Este artículo viene a propósito del último eclipse visto en Norteamérica, para que se sepa cuál puede ser la trascendencia de un fenómeno natural como ése en determinados momentos de la historia.
Hace cien años, un hombre que había sido desde los 23 hasta los 32 un desconocido funcionario de tercera categoría de la Oficina Suiza de Patentes, trabajaba denodadamente en su estudio, luego del trabajo diario, persiguiendo y perfeccionando una teoría revolucionaria que explicase de una forma distinta el funcionamiento del Universo, teoría que a veces él mismo creía inverosímil: la Relatividad General. Pero aquel hombre tenía la capacidad de concentrarse por meses, e incluso años; se aferraba a su hipótesis como un perro a su hueso.

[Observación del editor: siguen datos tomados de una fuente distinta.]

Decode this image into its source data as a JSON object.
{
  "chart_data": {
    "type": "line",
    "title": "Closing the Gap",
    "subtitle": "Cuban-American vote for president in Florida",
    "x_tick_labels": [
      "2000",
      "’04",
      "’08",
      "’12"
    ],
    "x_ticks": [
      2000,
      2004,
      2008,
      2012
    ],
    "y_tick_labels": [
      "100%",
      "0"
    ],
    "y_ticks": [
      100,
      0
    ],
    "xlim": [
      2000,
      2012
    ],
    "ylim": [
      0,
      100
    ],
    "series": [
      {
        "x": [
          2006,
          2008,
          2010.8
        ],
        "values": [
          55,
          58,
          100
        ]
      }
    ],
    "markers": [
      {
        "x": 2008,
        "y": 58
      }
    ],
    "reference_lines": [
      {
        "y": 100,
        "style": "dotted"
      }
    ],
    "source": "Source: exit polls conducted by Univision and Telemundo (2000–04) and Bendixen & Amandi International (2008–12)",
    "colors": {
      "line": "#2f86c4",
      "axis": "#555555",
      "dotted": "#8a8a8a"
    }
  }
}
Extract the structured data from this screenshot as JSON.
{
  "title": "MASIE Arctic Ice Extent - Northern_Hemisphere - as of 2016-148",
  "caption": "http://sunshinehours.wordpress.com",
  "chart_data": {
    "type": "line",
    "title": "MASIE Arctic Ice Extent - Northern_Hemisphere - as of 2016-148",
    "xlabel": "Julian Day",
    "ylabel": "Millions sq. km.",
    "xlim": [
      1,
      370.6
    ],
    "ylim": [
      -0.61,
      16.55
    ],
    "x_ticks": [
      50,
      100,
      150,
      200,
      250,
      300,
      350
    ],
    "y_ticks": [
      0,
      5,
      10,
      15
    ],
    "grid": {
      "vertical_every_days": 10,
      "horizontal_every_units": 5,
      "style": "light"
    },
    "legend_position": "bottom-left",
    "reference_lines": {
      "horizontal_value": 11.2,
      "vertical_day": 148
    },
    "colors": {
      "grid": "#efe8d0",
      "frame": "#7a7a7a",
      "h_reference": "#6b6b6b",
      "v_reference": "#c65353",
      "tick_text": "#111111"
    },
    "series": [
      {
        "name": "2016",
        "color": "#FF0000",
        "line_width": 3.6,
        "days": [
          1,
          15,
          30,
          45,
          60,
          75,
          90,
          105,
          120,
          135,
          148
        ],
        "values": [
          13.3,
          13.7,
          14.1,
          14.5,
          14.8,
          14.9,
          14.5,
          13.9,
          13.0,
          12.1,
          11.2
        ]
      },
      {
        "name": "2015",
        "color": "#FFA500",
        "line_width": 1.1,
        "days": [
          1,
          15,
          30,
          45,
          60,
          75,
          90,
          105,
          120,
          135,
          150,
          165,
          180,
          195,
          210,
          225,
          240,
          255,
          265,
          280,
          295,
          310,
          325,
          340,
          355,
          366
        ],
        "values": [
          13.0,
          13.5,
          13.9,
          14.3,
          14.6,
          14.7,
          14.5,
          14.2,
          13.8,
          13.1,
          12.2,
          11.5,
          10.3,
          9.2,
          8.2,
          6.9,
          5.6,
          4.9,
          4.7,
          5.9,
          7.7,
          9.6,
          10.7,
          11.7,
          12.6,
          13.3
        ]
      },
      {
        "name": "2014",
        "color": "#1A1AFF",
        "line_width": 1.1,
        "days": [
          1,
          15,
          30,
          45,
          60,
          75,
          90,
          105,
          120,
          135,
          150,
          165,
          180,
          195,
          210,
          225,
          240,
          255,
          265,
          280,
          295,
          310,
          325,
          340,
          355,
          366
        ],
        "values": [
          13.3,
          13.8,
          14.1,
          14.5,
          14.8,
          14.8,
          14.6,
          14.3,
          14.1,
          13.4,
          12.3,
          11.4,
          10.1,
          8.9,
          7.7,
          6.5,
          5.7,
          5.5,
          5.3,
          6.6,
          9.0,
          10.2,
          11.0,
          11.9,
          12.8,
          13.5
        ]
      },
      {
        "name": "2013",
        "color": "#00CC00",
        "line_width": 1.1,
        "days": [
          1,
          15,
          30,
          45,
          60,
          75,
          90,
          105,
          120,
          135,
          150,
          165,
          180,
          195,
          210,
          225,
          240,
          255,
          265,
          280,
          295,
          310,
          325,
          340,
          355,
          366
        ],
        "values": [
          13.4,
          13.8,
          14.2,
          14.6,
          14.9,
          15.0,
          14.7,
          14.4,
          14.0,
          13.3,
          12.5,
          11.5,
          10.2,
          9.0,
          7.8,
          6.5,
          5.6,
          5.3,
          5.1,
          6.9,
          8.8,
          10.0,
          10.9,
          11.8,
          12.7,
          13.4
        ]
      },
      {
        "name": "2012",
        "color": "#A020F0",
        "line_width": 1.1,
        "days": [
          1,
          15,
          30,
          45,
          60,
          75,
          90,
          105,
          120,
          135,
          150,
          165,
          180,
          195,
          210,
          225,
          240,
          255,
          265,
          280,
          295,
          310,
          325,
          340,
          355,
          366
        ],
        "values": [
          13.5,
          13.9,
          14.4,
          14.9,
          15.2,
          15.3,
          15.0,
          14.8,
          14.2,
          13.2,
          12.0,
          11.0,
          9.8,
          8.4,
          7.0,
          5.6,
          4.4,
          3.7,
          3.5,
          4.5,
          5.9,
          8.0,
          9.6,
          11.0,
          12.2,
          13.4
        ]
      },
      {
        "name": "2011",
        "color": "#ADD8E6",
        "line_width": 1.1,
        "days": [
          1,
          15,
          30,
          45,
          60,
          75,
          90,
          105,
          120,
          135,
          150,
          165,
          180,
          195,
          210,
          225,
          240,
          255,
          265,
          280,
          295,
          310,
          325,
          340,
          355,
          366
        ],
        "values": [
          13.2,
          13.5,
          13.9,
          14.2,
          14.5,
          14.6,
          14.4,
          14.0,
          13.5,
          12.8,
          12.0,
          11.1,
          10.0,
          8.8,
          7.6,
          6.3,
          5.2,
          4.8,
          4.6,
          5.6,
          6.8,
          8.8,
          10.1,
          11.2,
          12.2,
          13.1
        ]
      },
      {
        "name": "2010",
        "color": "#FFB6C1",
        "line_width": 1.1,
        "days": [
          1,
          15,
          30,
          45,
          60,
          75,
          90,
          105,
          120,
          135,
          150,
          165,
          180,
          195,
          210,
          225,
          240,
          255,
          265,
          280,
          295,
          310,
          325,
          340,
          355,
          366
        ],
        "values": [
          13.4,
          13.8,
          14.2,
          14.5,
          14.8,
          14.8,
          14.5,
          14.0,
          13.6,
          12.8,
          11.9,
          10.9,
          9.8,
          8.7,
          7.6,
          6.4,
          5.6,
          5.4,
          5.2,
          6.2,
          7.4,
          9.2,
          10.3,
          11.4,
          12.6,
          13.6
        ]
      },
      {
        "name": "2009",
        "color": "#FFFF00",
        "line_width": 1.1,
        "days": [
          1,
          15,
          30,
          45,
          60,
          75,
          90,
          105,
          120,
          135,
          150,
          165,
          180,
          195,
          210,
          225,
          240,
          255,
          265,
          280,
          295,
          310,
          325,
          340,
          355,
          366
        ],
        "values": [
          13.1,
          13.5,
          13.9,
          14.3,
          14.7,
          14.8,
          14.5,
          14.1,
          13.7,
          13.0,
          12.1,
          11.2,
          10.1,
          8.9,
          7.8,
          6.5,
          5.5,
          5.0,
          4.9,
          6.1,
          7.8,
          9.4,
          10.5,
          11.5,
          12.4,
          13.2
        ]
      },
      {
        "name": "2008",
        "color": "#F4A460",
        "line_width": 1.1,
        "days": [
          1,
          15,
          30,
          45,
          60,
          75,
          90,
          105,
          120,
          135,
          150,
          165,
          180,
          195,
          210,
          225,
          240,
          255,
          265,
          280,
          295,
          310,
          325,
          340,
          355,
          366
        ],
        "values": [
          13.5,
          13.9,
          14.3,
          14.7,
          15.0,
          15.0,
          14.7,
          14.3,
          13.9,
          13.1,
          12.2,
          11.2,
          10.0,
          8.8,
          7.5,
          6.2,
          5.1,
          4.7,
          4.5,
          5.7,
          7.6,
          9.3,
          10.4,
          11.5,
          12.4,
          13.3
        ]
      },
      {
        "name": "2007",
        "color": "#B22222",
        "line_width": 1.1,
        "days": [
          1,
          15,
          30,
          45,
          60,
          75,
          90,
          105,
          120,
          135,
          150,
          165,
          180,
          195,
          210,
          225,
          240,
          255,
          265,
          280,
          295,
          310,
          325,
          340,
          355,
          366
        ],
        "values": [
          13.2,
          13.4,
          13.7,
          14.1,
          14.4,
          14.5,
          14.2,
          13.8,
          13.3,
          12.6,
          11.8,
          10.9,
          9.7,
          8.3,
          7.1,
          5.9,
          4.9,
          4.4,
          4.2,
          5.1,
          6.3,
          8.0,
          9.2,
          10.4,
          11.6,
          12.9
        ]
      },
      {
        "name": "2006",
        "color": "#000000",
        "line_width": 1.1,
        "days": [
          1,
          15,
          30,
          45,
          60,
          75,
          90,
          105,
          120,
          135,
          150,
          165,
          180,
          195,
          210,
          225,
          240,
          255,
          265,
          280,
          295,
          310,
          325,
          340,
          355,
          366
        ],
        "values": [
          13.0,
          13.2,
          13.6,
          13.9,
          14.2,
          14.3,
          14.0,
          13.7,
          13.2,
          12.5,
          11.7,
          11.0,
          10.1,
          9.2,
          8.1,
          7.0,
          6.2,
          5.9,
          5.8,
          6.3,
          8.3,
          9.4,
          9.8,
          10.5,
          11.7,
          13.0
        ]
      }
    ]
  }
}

Entre marzo y junio de 1905, se incubaron en el pequeño estudio de Albert Einstein las teorías que revolucionarían para siempre las leyes de la física. Publica en su tiempo libre en los Annalen der Physik cuatro visionarios artículos, que para cualquier físico hubiesen sido la razón de una brillante carrera: uno que explicaba el movimiento browniano; otro que revelaba la ley del efecto fotoeléctrico; otro que desarrollaba la equivalencia entre energía y masa, y el último, que explicaba la relatividad especial.
Finalmente, a mediados de la segunda década del Siglo XX, la Teoría estaba lista para ser publicada. El solitario científico, en su estudio, cuando por fin cuadraron sus ecuaciones, rumió para sí mismo: “¡Dios Santo!, la teoría es correcta…”. Las ideas que el mundo tuviera desde 1687 sobre la gravitación universal y el movimiento celestial de los astros estaban a punto de ser echadas por tierra. Einstein idolatraba a Newton, el mayor científico de la historia de la humanidad, y por eso escribió: “Perdón, Newton”.
Pero la Teoría einsteniana tenía un problema que era difícil de resolver: su comprobación. El científico sionista había llegado al corolario de su Teoría solamente razonando, deduciendo, imaginando y visualizando las cosas. No era un empírico. En conclusión, todo era un brillante producto de su mente. Solamente un eclipse total de sol podría corroborar las extrañas y audaces ideas del físico alemán.
Para Newton, la luz no tenía masa, para Einstein, sí, y por tanto, al pasar cerca de un cuerpo celeste tan grande como el sol, tendría que curvarse por la fuerza gravitatoria, que en realidad es la deformación del espacio. Si Einstein estaba en lo cierto, la luz de las estrellas que pasase cerca del sol tendría que desviarse un tanto. En 1916 hubo un eclipse, pero las pruebas se vieron frustradas por la Gran Guerra; en 1918 hubo otro, pero densos nubarrones bloquearon la oportunidad de confirmar la Teoría. Einstein, como lo estuvo muchas veces en su vida, se hallaba muy desanimado y deprimido. Finalmente, en mayo de 1919, un astrónomo llamado Arthur Eddington logró la magna empresa. En noviembre del mismo año, el mundo se enteraba de que casi todo lo que hasta ese momento supo sobre la actividad del cosmos era falso. En los siguientes años, a pesar de los reparos que los científicos ponían, la Teoría se fue comprobando.
Tal lo que ocurrió hace un siglo. La Teoría de Einstein es compleja, simple y hermosa, inusitadamente hermosa. Y esto no es inspiración. Es trabajo, perseverancia, disciplina y método.
Si tenéis la suerte de observar un eclipse total de sol, fijaos en los puntos de luz que están alrededor de la corona de luz, y no olvidéis que, ahí donde los veis, en realidad no están.